Abstract 160: Nurse Driven Protocol For Medication Routes In Adult Patients With Pharmacy Assistance


Introduction/ Objective: Stroke patients are at high risk for swallowing complications which leads many patients to receive a temporary or permanent enteral feeding tube. Providers are required by regulatory guidelines to indicate in medication orders the specific route in which a medication will be administered. The data for our stroke patients from CY (calendar year) 2020 showed a 23% average of stroke patients had incorrectly documented medication routes. We designed a pilot study to assess the feasibility of a nurse driven protocol that involved nursing communication with pharmacy to change medication routes. This protocol was created to ensure safe and timely administration, correct medication dosage and formulation, and would meet standards of regulatory guidelines for medication orders.
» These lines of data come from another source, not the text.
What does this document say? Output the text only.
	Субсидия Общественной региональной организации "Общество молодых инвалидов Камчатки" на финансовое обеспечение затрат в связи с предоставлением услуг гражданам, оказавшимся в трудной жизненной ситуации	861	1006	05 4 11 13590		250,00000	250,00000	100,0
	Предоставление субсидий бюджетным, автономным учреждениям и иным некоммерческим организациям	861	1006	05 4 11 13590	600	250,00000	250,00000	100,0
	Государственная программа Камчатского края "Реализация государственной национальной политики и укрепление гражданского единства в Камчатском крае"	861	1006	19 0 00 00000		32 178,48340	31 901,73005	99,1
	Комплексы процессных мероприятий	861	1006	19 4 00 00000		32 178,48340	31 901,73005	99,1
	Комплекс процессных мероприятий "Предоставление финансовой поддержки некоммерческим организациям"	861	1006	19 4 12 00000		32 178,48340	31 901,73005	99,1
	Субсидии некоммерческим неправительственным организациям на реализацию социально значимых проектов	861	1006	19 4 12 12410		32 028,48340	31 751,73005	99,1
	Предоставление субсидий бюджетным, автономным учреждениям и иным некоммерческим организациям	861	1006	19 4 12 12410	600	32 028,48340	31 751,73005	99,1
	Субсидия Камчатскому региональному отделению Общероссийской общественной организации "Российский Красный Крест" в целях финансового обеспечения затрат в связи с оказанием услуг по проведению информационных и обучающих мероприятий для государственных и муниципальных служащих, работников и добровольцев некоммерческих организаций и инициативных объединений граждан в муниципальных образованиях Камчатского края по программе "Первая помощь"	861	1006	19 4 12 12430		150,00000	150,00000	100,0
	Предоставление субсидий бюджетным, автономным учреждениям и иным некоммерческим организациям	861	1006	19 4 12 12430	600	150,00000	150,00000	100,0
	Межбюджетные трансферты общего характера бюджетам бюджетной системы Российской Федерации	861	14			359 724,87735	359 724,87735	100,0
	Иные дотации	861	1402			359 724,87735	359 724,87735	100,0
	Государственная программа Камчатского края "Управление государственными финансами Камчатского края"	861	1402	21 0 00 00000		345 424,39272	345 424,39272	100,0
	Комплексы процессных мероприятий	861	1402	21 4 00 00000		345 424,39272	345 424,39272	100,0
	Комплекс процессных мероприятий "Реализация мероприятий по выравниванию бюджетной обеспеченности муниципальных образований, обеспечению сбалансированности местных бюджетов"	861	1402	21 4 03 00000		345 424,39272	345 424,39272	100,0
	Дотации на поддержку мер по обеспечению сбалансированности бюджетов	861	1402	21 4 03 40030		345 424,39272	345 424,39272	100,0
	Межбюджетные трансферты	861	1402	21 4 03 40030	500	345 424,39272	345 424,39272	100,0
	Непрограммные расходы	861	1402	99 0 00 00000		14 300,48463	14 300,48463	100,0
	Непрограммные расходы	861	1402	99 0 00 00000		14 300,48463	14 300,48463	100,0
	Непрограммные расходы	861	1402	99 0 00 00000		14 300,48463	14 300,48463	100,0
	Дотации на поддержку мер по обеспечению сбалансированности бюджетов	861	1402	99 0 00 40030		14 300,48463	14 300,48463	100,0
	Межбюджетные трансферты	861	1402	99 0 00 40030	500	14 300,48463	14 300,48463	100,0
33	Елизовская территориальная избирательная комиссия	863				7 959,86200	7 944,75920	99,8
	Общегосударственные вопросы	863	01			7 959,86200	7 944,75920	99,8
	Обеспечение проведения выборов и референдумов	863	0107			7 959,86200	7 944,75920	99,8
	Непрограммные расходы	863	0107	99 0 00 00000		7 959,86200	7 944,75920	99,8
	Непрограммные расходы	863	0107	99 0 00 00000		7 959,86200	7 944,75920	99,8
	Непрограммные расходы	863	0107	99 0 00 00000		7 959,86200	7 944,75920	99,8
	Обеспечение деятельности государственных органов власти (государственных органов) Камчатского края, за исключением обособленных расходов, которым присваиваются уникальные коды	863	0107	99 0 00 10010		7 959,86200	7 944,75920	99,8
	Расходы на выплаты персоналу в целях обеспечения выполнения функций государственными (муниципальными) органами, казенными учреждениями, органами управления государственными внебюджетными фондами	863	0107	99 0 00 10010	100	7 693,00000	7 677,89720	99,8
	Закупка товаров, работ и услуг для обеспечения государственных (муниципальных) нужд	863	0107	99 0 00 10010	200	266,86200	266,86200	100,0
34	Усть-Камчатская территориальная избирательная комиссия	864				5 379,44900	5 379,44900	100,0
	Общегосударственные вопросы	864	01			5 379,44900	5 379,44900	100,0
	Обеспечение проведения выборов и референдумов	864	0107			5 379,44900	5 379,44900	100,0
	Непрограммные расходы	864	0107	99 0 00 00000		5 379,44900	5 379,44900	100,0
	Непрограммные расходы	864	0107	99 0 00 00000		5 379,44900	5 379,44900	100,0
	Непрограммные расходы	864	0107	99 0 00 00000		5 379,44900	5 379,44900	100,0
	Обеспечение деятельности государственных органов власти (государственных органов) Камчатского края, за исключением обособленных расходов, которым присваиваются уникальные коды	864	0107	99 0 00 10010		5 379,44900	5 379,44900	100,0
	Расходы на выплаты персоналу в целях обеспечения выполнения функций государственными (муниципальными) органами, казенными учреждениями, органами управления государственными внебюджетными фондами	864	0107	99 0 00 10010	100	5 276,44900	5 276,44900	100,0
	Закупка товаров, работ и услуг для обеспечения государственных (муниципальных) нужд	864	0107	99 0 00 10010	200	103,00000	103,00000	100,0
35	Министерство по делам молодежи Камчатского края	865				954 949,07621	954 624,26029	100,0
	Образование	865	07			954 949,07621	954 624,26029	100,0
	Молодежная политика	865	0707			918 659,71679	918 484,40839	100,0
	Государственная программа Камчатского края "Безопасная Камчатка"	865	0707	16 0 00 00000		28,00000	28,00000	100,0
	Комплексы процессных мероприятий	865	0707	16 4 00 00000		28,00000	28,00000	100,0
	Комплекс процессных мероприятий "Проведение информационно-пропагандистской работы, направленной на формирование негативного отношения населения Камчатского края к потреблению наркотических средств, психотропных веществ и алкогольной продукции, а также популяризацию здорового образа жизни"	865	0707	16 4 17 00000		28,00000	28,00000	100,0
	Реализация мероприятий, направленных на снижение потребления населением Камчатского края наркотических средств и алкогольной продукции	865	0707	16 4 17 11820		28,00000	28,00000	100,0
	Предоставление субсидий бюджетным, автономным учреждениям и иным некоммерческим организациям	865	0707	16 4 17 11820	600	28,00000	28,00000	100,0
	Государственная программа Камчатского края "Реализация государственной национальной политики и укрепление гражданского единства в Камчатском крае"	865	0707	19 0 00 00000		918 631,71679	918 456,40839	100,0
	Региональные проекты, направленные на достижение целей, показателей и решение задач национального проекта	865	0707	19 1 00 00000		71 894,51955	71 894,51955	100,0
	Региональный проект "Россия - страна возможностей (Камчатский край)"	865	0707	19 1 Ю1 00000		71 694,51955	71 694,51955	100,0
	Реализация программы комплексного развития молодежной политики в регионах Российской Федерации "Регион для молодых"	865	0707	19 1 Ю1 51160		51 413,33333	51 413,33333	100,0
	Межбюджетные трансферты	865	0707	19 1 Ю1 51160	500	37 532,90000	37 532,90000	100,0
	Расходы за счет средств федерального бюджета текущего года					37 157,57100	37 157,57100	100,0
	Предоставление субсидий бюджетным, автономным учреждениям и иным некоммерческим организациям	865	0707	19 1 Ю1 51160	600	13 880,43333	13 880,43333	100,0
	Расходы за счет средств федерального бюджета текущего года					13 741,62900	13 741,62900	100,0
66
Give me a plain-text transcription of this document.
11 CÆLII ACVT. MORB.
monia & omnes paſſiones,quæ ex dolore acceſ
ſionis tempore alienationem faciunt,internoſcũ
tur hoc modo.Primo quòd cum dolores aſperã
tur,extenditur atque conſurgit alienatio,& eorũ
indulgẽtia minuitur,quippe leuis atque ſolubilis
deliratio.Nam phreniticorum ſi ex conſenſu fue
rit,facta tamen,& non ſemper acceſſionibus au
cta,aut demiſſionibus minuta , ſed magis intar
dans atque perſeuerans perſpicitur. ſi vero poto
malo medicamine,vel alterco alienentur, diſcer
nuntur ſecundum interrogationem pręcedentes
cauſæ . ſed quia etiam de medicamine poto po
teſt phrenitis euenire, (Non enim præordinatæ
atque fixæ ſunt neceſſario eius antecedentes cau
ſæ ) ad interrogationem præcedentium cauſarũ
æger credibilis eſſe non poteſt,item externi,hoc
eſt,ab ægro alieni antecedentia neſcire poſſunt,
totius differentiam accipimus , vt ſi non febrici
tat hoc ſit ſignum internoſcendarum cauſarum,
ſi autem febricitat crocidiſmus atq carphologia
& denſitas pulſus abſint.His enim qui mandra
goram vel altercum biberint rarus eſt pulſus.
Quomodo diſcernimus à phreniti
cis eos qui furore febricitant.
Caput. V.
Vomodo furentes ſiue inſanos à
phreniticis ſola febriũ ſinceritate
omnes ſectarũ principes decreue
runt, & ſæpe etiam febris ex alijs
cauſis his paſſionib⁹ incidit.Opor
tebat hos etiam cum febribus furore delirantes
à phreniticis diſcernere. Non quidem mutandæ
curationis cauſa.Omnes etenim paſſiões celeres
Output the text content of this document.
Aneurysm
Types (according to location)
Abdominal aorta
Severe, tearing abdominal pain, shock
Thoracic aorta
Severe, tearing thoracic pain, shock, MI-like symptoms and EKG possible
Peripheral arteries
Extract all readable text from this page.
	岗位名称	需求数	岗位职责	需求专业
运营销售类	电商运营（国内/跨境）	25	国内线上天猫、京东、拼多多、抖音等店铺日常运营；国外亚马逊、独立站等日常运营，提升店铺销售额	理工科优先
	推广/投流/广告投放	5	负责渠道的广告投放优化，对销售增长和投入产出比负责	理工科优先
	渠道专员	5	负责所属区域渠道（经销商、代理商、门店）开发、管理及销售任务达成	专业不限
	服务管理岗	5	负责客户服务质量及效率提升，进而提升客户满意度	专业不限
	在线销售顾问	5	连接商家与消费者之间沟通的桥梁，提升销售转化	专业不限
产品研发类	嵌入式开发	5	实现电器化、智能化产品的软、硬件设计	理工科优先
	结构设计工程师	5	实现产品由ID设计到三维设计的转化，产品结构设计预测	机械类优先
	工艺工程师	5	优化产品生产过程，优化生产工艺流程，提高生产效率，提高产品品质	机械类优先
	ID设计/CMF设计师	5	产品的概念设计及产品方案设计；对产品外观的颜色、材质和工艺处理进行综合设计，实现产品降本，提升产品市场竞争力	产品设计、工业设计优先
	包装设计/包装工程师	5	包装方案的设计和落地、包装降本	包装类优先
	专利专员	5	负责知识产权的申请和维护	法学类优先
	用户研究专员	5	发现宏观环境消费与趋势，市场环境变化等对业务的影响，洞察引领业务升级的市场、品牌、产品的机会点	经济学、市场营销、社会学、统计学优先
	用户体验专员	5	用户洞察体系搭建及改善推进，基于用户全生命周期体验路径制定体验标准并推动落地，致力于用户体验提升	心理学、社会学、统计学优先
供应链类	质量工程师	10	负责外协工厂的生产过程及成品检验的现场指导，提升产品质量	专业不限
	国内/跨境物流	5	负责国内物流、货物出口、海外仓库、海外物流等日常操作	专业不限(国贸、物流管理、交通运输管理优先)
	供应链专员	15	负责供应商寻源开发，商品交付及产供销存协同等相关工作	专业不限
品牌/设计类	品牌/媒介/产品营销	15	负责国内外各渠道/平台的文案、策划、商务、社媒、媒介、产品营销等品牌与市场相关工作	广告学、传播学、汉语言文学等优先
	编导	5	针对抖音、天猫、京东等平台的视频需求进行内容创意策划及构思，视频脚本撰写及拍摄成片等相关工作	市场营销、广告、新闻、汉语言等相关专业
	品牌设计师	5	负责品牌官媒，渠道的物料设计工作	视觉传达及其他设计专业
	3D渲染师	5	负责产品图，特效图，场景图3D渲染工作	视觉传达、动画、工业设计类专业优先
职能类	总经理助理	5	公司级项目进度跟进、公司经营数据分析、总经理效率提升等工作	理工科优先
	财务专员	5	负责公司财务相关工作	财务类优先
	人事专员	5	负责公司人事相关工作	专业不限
Methods: All patients admitted to the neurosurgical ICU were included in the pilot from April 5th to May 3rd, 2021. In the pilot, nursing had the ability to enter a “substitute dosage form” through the existing medication request system in the electronic medical record (MedConnect). This MedConnect request alerted the Pharmacist to review all medications on the MAR and change the administration routes to the correct route as indicated by the nurse on the request. After review, the pharmacist would contact the provider for either an order discontinuation or a new order for medications identified as unable to be crushed or requiring a new order for appropriate formulation conversion.

Results: During the pilot study period a total of 102 patients were admitted to the neurosurgical ICU. Of these patients, 15% (15/102) had medications documented with the incorrect route by the nurse. Of those 15 patients, 73% (11/15) did not have a medication request completed by the nurse. The remaining patients (4/15) or 27% had a medication request completed by a nurse but pharmacy failed to intervene. Comparing this data to that of CY 2020, there was an 8% improvement in correct medication routes.

Conclusion: A nurse driven protocol for medication routes involving pharmacy is feasible and may be associated with a reduction of medication route errors. The plan is to expand this nurse driven protocol house-wide at our hospital.